06/12/2026
Méditation du vendredi 12 juin 2026 - Matthieu 11, 25-30
Nous célébrons aujourd’hui la fête du Sacré-Cœur de Jésus. Quelque soit le siècle où nous vivons, le coeur est et sera toujours le symbole expressif de l’amour et de la vie affective. Fêter le Sacré-Coeur de Jésus, c’est donc exprimer notre amour de Dieu. En priant le Sacré-Cœur, nous exprimons notre dévotion à l’humanité de Jésus dans ce qu’elle a de plus cordial dans sa miséricorde, dans sa bonté pour toutes les misères humaines. N’oublions pas que chacun des miracles de Jésus était pour soulager la misère physique, psychologique ou sociale de quelqu’un: chacune de ses guérisons était une histoire d’amour.
En célébrant le Sacré-Cœur de Jésus, notre dévotion va à la personne toute aimante de Jésus, à l’amour de Jésus qui est la figure humaine de Dieu parmi nous, à l’amour de Jésus qui est l’expression en parole, en attitude et en action de Dieu lui-même. Jésus est en sa personne la révélation, la manifestation du Dieu-Amour. La fête du Sacré-Coeur de Jésus nous fait découvrir les richesses insondables de l'amour du Christ pour nous.
Le coeur, c'est bien plus qu'une pompe! C'est lui qui traduit nos sentiments les plus profonds: avoir du coeur, avoir le coeur sur la main, y mettre du coeur, être une personne de coeur, donner son coeur... autant d'expressions qui montrent bien que le coeur est au centre de nos relations humaines.
Dans la Bible, le mot «coeur» renvoie à l’aspect décisionnel de l’amour.

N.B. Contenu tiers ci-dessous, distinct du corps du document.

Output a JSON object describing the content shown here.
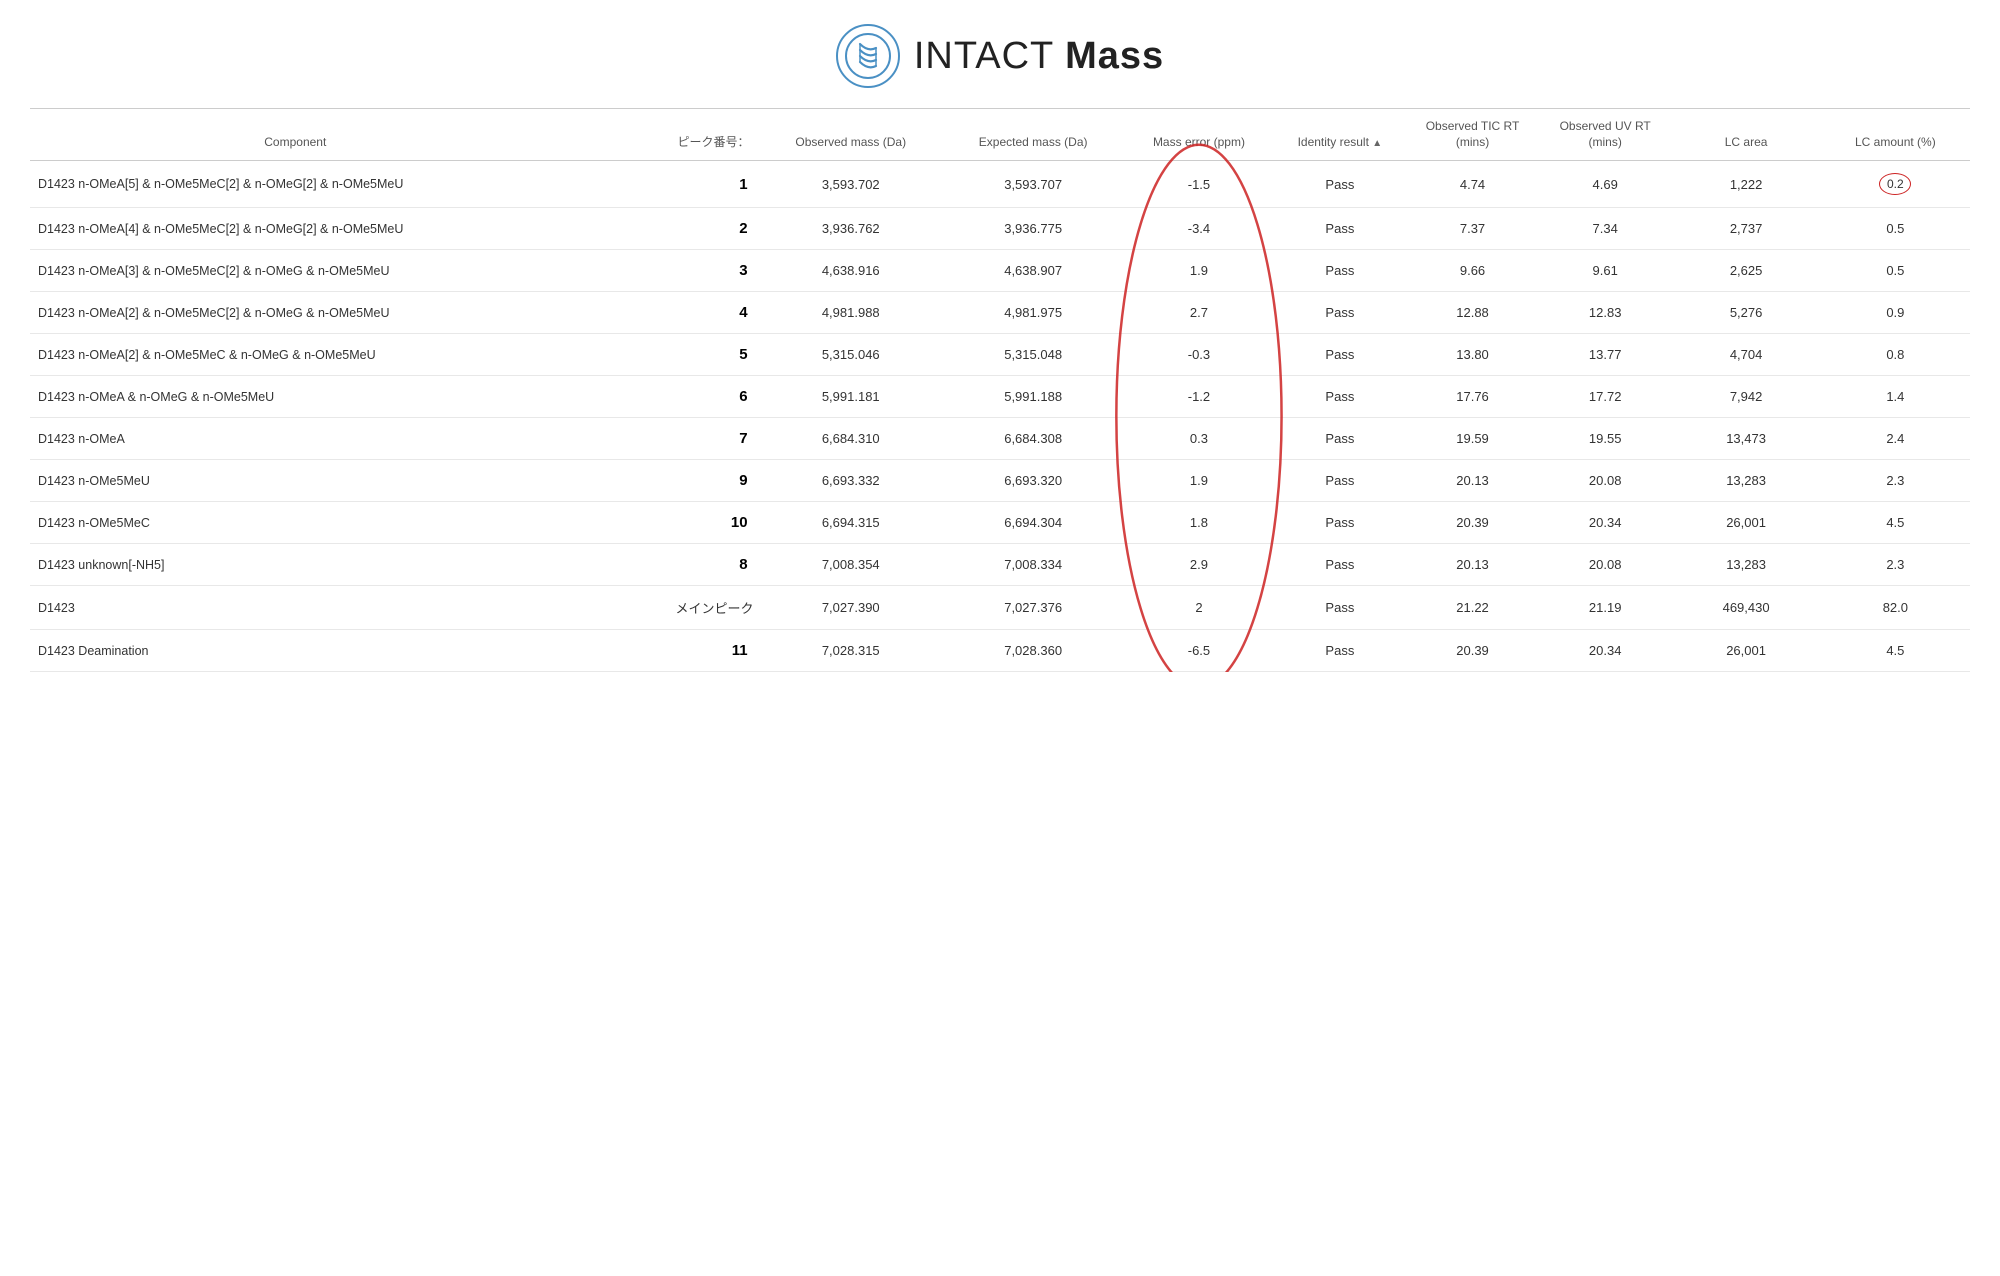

Quand on dit «avoir du coeur au ventre», cela signifie s’engager de manière intense et déterminée. L’amour au sens biblique n’est pas uniquement une question d’émotion; il comprend une composante décisionnelle qui mobilise la personne en entier pour donner une direction à sa vie, en toute conscience et liberté intérieure.
Si quelqu’un a eu du coeur au ventre, dans toute l’histoire de l’humanité, c’est bien Jésus. Il est allé jusqu’à donner sa vie par amour pour le salut du monde. Il sait aussi qu’il nous est difficile d’aimer comme lui et son Père nous aiment. Mais il sait aussi ce dont nous sommes capables avec un peu d’aide de sa part. Il ne nous dit pas que notre tâche est facile, mais il nous assure de son soutien pour nous aider à réaliser la volonté de son Père.
Le joug est un instrument qui permet de répartir les charges lourdes pour ménager celui qui le porte. En nous invitant à prendre son joug, Jésus nous offre de mettre de l’équilibre dans nos vies. Il nous dit de prendre un peu de recul pour remettre les choses en perspective et de concentrer nos efforts sur le but à atteindre plutôt que sur le poids de l’épreuve.
La fête d'aujourd'hui veut donc nous rappeler cet amour inouï de Dieu pour nous. La première attitude que nous sommes appelés à avoir, me semble-t-il, devant cette immense bonté du coeur de Jésus, c'est de le louer et de le remercier comme le fait la liturgie de ce jour. Ensuite, n’ayons pas peur de nous approcher de ce foyer d’amour pour être guéri et renouvelé dans notre beauté d’enfant de Dieu.
Laissons-nous inspirer par l’amour inconditionnel et universel de Jésus
qui se livre sans regret et sans calcul, à tous et à toutes, sans exception.